Machine Learning for Health Informatics

Machine Learning for Health Informatics
Author :
Publisher : Springer
Total Pages : 503
Release :
ISBN-10 : 9783319504780
ISBN-13 : 3319504789
Rating : 4/5 (80 Downloads)

Synopsis Machine Learning for Health Informatics by : Andreas Holzinger

Machine learning (ML) is the fastest growing field in computer science, and Health Informatics (HI) is amongst the greatest application challenges, providing future benefits in improved medical diagnoses, disease analyses, and pharmaceutical development. However, successful ML for HI needs a concerted effort, fostering integrative research between experts ranging from diverse disciplines from data science to visualization. Tackling complex challenges needs both disciplinary excellence and cross-disciplinary networking without any boundaries. Following the HCI-KDD approach, in combining the best of two worlds, it is aimed to support human intelligence with machine intelligence. This state-of-the-art survey is an output of the international HCI-KDD expert network and features 22 carefully selected and peer-reviewed chapters on hot topics in machine learning for health informatics; they discuss open problems and future challenges in order to stimulate further research and international progress in this field.

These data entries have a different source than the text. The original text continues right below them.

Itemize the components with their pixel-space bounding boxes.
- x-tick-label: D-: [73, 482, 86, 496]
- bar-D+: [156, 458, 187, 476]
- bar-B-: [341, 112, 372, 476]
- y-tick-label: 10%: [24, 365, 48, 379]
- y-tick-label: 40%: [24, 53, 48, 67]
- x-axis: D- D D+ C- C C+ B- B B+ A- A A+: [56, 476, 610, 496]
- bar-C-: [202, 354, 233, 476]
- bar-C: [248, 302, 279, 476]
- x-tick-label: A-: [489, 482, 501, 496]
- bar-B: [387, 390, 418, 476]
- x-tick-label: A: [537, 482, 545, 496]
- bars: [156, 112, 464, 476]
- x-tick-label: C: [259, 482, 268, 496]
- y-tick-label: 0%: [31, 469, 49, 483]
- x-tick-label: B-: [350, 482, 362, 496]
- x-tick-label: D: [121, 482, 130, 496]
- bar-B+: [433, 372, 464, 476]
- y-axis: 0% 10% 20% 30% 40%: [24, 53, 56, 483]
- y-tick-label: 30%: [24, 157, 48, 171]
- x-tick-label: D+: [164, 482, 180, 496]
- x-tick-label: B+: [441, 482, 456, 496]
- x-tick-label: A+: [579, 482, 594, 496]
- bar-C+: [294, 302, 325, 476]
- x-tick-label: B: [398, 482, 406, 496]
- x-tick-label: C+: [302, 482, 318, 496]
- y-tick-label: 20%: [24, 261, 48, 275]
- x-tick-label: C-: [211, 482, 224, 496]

Artificial Intelligence in HCI

Artificial Intelligence in HCI
Author :
Publisher : Springer Nature
Total Pages : 461
Release :
ISBN-10 : 9783030503345
ISBN-13 : 3030503348
Rating : 4/5 (45 Downloads)

Synopsis Artificial Intelligence in HCI by : Helmut Degen

This book constitutes the refereed proceedings of the First International Conference on Artificial Intelligence in HCI, AI-HCI 2020, held as part of the 22nd International Conference on Human-Computer Interaction, HCII 2020, in July 2020. The conference was planned to be held in Copenhagen, Denmark, but had to change to a virtual conference mode due to the COVID-19 pandemic. The conference presents results from academic and industrial research, as well as industrial experiences, on the use of Artificial Intelligence technologies to enhance Human-Computer Interaction. From a total of 6326 submissions, a total of 1439 papers and 238 posters has been accepted for publication in the HCII 2020 proceedings. The 30 papers presented in this volume were organized in topical sections as follows: Human-Centered AI; and AI Applications in HCI.pical sections as follows: Human-Centered AI; and AI Applications in HCI.

The Smart Nonprofit

The Smart Nonprofit
Author :
Publisher : John Wiley & Sons
Total Pages : 240
Release :
ISBN-10 : 9781119818137
ISBN-13 : 1119818133
Rating : 4/5 (37 Downloads)

Synopsis The Smart Nonprofit by : Beth Kanter

A pragmatic framework for nonprofit digital transformation that embraces the human-centered nature of your organization The Smart Nonprofit turns the page on an era of frantic busyness and scarcity mindsets to one in which nonprofit organizations have the time to think and plan — and even dream. The Smart Nonprofit offers a roadmap for the once-in-a-generation opportunity to remake work and accelerate positive social change. It comes from understanding how to use smart tech strategically, ethically and well. Smart tech does rote tasks like filling out expense reports and identifying prospective donors. However, it is also beginning to do very human things like screening applicants for jobs and social services, while paying forward historic biases. Beth Kanter and Allison Fine elegantly outline the ways smart nonprofits must stay human-centered and root out embedded bias in order to success at the compassionate and creative work that only humans can and should do.